Nepal’s political leadership still has miles to cover to win trust
There is also another angle to the story. Seeing how Nepal’s politics has unfolded in the last decade and more, it is not easy to feel convinced that the country’s political leadership will deliver in the right directions straightaway. Yes, there is a lot of optimism attached to Nepal’s latest elections but one should not forget that the same old faces are still in the fray. Nepal’s Leftist camps have been more about opportunism than ideology and there is no guarantee that KP Oli and Prachanda may not have serious differences tomorrow (the two leaders were not in the best of terms in the recent past). These Left leaders have not been consistent in their approaches as the head of the government in the past. For example, while Maoist leader Prachanda was openly pro-China during his first stint as Nepal’s prime minister in 2008-09, he was friendlier towards India during his second term in 2016-17, thanks to electoral compulsions.

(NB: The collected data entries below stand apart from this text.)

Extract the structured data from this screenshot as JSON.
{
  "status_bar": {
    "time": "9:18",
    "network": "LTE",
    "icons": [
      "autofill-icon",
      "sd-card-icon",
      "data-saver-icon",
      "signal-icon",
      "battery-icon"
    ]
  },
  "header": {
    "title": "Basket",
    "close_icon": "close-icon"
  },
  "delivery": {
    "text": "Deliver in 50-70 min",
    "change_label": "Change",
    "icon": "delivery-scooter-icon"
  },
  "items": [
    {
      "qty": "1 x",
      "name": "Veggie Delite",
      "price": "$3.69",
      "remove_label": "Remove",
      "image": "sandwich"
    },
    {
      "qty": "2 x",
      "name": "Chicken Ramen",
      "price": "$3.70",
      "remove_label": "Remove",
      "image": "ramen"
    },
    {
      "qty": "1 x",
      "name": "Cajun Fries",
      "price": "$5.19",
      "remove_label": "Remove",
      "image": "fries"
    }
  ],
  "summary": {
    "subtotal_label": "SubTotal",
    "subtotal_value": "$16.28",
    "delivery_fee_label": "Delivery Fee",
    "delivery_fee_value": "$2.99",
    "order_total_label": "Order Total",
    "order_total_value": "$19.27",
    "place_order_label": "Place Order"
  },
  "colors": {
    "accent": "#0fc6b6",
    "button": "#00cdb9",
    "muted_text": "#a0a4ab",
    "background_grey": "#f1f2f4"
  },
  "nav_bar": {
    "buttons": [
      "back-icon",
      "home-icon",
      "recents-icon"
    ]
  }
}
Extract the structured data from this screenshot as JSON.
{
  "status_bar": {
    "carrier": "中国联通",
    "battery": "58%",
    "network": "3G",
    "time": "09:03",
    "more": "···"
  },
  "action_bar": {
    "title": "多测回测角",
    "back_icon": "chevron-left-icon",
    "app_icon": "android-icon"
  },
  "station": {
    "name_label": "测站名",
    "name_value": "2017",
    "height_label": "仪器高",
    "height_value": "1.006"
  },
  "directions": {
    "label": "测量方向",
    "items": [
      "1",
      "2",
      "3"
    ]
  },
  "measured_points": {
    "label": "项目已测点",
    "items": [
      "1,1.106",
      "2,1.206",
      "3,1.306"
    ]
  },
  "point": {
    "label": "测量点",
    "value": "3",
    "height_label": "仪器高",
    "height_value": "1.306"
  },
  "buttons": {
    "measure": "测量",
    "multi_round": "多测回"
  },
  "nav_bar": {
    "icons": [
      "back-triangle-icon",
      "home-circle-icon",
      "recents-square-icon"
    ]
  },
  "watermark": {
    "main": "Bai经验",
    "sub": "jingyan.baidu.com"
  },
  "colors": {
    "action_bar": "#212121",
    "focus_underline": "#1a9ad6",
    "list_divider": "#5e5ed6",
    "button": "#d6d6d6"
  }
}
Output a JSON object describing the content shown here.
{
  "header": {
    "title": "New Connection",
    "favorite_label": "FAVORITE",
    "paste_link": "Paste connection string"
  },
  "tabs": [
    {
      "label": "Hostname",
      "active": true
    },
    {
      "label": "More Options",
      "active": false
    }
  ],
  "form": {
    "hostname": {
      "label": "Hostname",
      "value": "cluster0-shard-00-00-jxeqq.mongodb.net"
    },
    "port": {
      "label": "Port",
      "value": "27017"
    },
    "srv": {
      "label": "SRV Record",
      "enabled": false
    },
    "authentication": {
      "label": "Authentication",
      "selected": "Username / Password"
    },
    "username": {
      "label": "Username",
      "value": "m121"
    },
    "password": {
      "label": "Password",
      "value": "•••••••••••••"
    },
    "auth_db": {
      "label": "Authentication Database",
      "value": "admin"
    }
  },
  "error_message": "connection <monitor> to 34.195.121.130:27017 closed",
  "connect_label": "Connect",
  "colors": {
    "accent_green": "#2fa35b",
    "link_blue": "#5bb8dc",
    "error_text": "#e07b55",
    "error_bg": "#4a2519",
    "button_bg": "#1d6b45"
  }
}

Similarly, Oli, who is known to be a strong critic of India, was one known as the ‘man of India’. In fact, Oli had purportedly used India’s help to see the end of Prachanda’s first tenure as the Nepalese premier in 2009. Later events, however, made him anti-India. Given these transitions in the two top Left leaders’ political priorities, it is not easy to predict what they would do together (or separately) in due course of governance.
The voters of Nepal have done their duty. Now, it is the responsibility of the elected representatives to value the trust the people have placed on them. If they fail and Nepal returns to its routine chaos, then there will be little possibility of Kathmandu executing a foreign policy which is independent and pragmatic. Its directionless polity will continue to ask whether India or China will help it better. Nobody can really help Nepal unless the country gets its act together as a post-monarchy democracy. Nepal will need robust and self-serving relations with both its big neighbours and not really try to see one as an alternative to the other.
The days ahead will be interesting to watch. The new government in Kathmandu will have to cater to a number of needs if it wants to see Nepal move forward in the international comity of nations.